Es fehlt an strahlenden Bildern, wie dies z.B. bei der außerordentlich gelungenen Aids-Gala ganz anders zu erleben war. Auch ein bisschen mehr Glamour kann nicht schaden und etwas mehr rheinisches Lachen – jedenfalls sollte das nicht im Keller stattfinden. Wenn Bonn in der überregionalen Kulturliga mitspielen und Anziehungspunkt für Kulturtouristen sein will, dann geht es so jedenfalls nicht.

Klima der Aufgeschlossenheit schaffen

Und die Kunst im öffentlichen Raum? Scheitert an bürokratischen Hürden oder wird aus finanziellen Gründen zu den Akten gelegt. Das wollen wir nicht passiv hinnehmen, sondern Voraussetzungen für Künstler schaffen, öffentliche Wirkung zu entfalten.
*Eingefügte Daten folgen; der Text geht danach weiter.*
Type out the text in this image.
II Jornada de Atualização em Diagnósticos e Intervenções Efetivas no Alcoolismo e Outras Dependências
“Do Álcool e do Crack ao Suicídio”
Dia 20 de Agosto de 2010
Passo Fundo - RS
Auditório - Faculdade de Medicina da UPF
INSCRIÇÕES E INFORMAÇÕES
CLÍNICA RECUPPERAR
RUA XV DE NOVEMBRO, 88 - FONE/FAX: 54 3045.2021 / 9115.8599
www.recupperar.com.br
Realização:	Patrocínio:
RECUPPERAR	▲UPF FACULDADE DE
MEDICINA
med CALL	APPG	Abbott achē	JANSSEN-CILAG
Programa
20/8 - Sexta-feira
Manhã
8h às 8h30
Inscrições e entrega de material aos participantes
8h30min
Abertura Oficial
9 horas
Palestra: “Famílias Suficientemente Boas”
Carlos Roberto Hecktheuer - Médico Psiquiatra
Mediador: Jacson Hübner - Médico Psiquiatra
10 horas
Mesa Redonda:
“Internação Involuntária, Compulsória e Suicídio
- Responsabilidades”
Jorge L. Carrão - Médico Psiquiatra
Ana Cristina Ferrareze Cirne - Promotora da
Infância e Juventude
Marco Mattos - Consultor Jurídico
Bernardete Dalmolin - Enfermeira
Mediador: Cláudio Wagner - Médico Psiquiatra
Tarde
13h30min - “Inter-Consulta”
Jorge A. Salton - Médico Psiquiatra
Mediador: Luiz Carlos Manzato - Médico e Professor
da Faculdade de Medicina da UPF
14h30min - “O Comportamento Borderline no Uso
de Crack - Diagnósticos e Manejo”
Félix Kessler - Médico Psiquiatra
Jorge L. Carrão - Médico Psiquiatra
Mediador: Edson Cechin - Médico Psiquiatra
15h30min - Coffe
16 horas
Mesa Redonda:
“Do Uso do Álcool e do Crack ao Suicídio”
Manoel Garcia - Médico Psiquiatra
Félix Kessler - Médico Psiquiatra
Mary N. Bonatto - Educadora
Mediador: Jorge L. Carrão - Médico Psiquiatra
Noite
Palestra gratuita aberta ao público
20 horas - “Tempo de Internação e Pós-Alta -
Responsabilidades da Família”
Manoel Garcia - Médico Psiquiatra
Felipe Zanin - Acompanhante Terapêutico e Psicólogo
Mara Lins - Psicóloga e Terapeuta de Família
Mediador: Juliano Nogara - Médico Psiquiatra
Das setzt aber auch die Bereitschaft voraus, den Künstlern diese Rolle zuzutrauen.

Wenn Bonn scheitert, scheitert es an sich selbst. Aber dem kann man etwas entgegensetzen. Es muss gelingen, in dieser Stadt ein Klima der Aufgeschlossenheit zu schaffen, wie sie einer Universitätsstadt angemessen ist, und eine Atmosphäre des Dialogs, der offen ist für Neues, für Experimente, verbunden mit der Bereitschaft, Künstler aus allen Sparten zu einem zentralen gesellschaftspolitischen Thema zu machen. Ansonsten wird sich Bonn wieder zu dem zurückentwickeln, was es einmal war: eine von Pensionären gern bewohnte Stadt in schöner Landschaft. Die haben wir nun wirklich, im Gegensatz zu kulturpolitischen Visionen und Durchsetzungsfähigkeit.

Aber ein solches Klima muss man wollen und etwas dazu beitragen, damit es sich entwickeln kann. Unsere Kunstprojekte im öffentlichen Raum sind nur Mosaiksteine im Gefüge der Bonner Kultur, aber sie können Kraft binden. Und mit Erwin Wurm können wir einen weiteren Schritt gehen auf dem Weg zu einem urbanen Museum, das seinesgleichen sucht. Ich hoffe sehr, dass wir diese Idee gemeinsam mit den Bonner Bürgerinnen und Bürgern und den Verantwortlichen in unserer Stadt wahr werden lassen können. Ideen haben ist gut, gute Ideen umsetzen ist besser.